The way this is done as I understand it is to create a template with variable that contain the partials and echo them out from the master template.
$this->template->header = View::forge('header', $data);
$this->template->content = View::forge('posts', $data);
$this->template->footer= View::forge('footer', $data);
My question relates to if it is acceptable to load a view from within a view. For example a view named posts.php may be include within the view file a a reference to a view named comments.php. I do not need to include comments as part of my template as it is not needed on every page, but several pages have comments and I do not want to keep recreating the logic every time I need it. It would be much easier if I could just call the view from within the main view where it is needed. Is it ok? ... for some reason it just feels like it is wrong. I am new to frameworks and FuelPHP so I want to learn the right way out of the gate instead of the wrong way from the get go.
Is there a way to load both views into the template from the controller.
$this->template->content = View::forge('Posts',$data);
$this->template->content .= View::forge('Comments', $data);
I have read over the documentation and can not for the life of me find an answer.

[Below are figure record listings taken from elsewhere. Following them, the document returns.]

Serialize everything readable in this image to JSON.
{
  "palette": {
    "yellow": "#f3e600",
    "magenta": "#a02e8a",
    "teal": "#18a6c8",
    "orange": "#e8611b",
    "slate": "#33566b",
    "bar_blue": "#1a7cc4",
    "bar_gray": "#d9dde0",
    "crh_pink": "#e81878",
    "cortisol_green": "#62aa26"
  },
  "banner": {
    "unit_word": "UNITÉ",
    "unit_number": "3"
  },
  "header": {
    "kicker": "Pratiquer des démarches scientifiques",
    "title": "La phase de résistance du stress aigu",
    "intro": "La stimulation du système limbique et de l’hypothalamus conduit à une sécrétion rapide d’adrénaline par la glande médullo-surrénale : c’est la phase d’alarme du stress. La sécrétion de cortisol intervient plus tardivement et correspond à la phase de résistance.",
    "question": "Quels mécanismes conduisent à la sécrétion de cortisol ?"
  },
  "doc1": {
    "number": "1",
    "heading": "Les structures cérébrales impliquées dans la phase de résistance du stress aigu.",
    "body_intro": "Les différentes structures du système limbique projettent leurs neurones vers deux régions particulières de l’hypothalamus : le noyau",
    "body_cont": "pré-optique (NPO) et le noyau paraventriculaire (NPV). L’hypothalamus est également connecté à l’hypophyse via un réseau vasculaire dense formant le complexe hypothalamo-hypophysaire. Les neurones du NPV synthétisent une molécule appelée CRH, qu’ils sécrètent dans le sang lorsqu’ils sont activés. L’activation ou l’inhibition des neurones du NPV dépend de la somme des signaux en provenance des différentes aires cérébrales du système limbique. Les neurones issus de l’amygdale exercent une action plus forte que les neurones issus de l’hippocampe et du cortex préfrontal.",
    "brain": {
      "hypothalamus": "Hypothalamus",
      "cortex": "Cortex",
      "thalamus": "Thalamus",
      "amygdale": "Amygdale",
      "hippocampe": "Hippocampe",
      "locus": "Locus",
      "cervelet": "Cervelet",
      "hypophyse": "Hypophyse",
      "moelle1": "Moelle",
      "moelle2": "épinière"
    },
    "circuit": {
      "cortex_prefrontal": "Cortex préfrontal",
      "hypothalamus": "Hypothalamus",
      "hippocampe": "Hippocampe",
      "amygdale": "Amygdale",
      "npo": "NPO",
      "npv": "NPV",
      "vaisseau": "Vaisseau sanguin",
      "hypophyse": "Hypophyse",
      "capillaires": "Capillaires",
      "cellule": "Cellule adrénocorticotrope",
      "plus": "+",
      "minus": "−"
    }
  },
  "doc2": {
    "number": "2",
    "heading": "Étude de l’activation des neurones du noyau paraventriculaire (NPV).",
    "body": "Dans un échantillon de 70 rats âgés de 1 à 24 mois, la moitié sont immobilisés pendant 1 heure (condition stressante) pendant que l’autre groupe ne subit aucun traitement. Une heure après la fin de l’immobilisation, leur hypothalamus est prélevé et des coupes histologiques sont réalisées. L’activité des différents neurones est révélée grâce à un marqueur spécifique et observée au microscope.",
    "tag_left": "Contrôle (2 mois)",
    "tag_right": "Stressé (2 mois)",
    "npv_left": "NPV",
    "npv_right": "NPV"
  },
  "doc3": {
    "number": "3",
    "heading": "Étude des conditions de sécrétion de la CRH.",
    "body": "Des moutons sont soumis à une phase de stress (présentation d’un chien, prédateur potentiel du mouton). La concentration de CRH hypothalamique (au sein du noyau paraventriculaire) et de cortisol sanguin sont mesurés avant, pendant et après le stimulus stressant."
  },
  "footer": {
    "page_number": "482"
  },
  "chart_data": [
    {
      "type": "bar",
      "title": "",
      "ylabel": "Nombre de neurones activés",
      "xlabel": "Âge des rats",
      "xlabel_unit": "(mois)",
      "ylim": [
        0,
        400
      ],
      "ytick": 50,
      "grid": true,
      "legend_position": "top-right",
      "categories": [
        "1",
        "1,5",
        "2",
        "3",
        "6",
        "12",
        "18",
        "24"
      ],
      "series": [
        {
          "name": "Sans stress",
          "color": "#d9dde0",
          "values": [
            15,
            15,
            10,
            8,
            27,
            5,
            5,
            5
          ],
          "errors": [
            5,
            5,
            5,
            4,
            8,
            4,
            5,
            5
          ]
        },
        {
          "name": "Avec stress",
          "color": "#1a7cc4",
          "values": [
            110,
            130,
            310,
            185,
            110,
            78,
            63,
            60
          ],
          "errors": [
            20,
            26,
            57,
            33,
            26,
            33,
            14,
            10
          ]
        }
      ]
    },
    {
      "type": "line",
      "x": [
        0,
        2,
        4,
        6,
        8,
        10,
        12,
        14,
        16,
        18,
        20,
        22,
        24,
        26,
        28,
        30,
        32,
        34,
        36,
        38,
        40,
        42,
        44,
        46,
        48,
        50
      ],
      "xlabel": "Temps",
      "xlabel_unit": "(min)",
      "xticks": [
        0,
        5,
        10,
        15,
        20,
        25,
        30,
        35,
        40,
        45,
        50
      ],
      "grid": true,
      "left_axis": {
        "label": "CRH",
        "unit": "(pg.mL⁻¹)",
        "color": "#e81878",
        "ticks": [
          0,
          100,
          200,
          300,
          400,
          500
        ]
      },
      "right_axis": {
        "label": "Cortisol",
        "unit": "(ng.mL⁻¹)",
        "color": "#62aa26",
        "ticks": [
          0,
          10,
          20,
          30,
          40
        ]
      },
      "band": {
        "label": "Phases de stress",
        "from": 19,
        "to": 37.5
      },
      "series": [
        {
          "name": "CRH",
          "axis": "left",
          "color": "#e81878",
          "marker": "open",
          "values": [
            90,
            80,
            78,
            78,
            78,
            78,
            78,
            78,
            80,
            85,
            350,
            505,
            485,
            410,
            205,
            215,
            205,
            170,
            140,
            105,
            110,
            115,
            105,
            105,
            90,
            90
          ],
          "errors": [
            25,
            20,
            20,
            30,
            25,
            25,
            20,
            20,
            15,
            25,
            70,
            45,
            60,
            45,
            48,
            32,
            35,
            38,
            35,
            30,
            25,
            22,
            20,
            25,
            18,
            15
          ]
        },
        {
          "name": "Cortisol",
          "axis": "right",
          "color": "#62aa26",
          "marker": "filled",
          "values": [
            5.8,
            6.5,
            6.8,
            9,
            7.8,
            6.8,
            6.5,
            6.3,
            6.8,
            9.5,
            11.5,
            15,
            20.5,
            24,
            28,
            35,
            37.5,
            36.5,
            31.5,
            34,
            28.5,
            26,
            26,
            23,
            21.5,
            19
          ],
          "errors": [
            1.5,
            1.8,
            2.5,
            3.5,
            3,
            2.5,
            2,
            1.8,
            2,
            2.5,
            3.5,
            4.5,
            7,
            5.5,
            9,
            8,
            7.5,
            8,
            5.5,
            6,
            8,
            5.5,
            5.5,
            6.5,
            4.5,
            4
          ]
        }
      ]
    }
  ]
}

Any help is greatly appreciated!
FuelPHP utilizes a technique called late rendering. Which means that views will exist as objects until it is needed to get their string representation, usually when you echo it. This saves processing because rendering only happens when needed, not every time you forge a view.
So technically you are already rendering views in views.
As to your question, I would pass the comments view object as part of the data to the Posts view. In that view, check if the variable is present, and if so, echo it.
It is a better solution then string concatenation, as that would force the view to be cast to string, which means it's going to be rendered there, and not when you output it.